A dog can present a danger to humans in ways other than biting them. For instance, a dog can knock down a human (particularly the young or the feeble) by jumping on her or running between his legs. A dog can be vicious (without actually biting) by aggressive growling and barking, or racing toward or lunging at a visitor, which in turn, can cause a person to take evasive action that can result in a fall and injuries.[11] A dog may launch an unprovoked attack on other dogs, including those on a leash, which alert that dog’s owner to a risk of harm, either from attempting to protect his or her dog or a fall-down risk. A dog owner who is or should be aware of these types of actions — or a history of biting — should restrain the dog when visitors come to the property and not make the dog accessible to visitors, especially the infirm or children. If the dog is permitted to roam the property in a fenced enclosure, visitors should be warned of the dog’s presence so that they may decide whether to enter the property or not.

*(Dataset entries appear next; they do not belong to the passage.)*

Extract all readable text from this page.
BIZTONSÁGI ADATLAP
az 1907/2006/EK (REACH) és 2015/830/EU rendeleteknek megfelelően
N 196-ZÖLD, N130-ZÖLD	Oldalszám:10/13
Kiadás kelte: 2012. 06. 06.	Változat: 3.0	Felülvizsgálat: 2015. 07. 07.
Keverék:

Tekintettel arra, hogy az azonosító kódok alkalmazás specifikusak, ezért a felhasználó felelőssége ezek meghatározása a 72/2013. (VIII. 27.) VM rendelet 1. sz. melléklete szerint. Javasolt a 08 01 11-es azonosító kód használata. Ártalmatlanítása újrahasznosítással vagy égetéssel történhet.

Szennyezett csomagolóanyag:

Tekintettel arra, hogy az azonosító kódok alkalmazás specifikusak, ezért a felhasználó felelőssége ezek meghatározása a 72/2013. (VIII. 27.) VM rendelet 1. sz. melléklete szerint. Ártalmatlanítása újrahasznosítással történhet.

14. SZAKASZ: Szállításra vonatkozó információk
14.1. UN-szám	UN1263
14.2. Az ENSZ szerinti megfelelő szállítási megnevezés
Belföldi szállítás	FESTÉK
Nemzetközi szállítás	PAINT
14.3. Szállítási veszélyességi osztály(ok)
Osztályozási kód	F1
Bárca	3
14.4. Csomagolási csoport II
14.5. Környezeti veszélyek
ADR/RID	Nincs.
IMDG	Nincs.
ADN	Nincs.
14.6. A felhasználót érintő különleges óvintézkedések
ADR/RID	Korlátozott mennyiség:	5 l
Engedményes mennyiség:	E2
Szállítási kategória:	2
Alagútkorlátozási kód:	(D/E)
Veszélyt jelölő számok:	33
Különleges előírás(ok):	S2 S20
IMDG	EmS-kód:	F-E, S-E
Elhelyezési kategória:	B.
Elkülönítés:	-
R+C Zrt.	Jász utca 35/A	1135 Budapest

What’s the take-away? The General Assembly has declared that a plaintiff injured by a dog on the dog owner’s property must prove that the owner knew or should have known of the dog’s dangerous propensities. Thus, a dog bite plaintiff should be able to meet that burden by proof of the owner’s knowledge of any prior conduct by the dog that created a risk of harm to a human, whether by prior dog bites or otherwise.

Notes

  1. Tenn. Code Ann. §44-8-413.
  2. A dog owner “means a person who, at the time of the damage caused to another, regularly harbors, keeps, or exercises control over the dog, but does not include a person who, at the time of the damage, is temporarily harboring, keeping, or exercising control over the dog; provided, however, that land ownership alone is not enough to qualify a landowner as a regular harborer even if the landowner gave permission to a third person to keep the dog on the land ….” Tenn. Code Ann. §44-8-413 (e)(1).
  3. Searcy v. Axley, No. W2017-00374-COA-R3-CV, 2017 WL 4743111 (Tenn. Ct. App. Oct. 19, 2017). This opinion was released one month after oral argument, part of a welcome trend of speeding up the appellate process by our Court of Appeals.
  4. Id. at *1-2.
  5. Tenn. Code Ann. §44-8-413 (c)(1).
  6. Searcy, at *21.
  7. Tenn. Code Ann. §44-8-413 (c)(1).
  8. Tenn. Code Ann. §29-26-101 et seq.
  9. Under the common law, when the attack occurred on the dog owner’s premises the plaintiff had to prove “the owner … knew or should have known about the dog’s dangerous propensities.” Thompson v. Thompson, 749 S.W.2d 468,470 (Tenn. Ct. App. 1988). One case mentioned that the owner must be aware “that the animal is vicious or has mischievous propensities.” Fletcher v. Richardson, 603 S.W.2d 734, 735 (Tenn. 1980).
  10. For example, the court cited Wells v. Beach, 315 S.E.2d 23 (Ga. Ct. App. 1984) for the proposition that “a dog owner’s liability must be predicated solely upon his knowledge that the errant animal has the propensity to cause the specific type of harm from which the cause of action arises.” Searcy, at *6. This is the law of Georgia, but I am unaware of any Tennessee court that has set such a standard and, indeed, at least one Tennessee appellate decision applying the common law suggests (but did not expressly hold) that proof of a prior bite is not required in a dog bite case. Eden v. Johnson, 1996 WL 474428 *2 (Tenn. Ct. App. Aug. 21, 1996) (stating defendants “produced an affidavit in support of their motion for summary judgment attesting to the fact that the dog had never bitten anyone since they had owned him, nor had the dog otherwise exhibited any dangerous propensities.”)
  11. The Court of Appeals has previously held that the fact that a dog is a “big dog” does not in and of itself mean that the dog has dangerous propensities. Moore v. Gaut, No. E2015-00340-COA-R3-CV, 2015 WL 9584389 (Tenn. Ct. App. Dec. 30, 2015).

John A. Day JOHN A. DAY is a plaintiff’s personal injury and wrongful death lawyer with offices in Brentwood and Murfreesboro. Contrary to popular belief, he does not dislike animals; indeed, he regularly consumes beef, pork and chicken.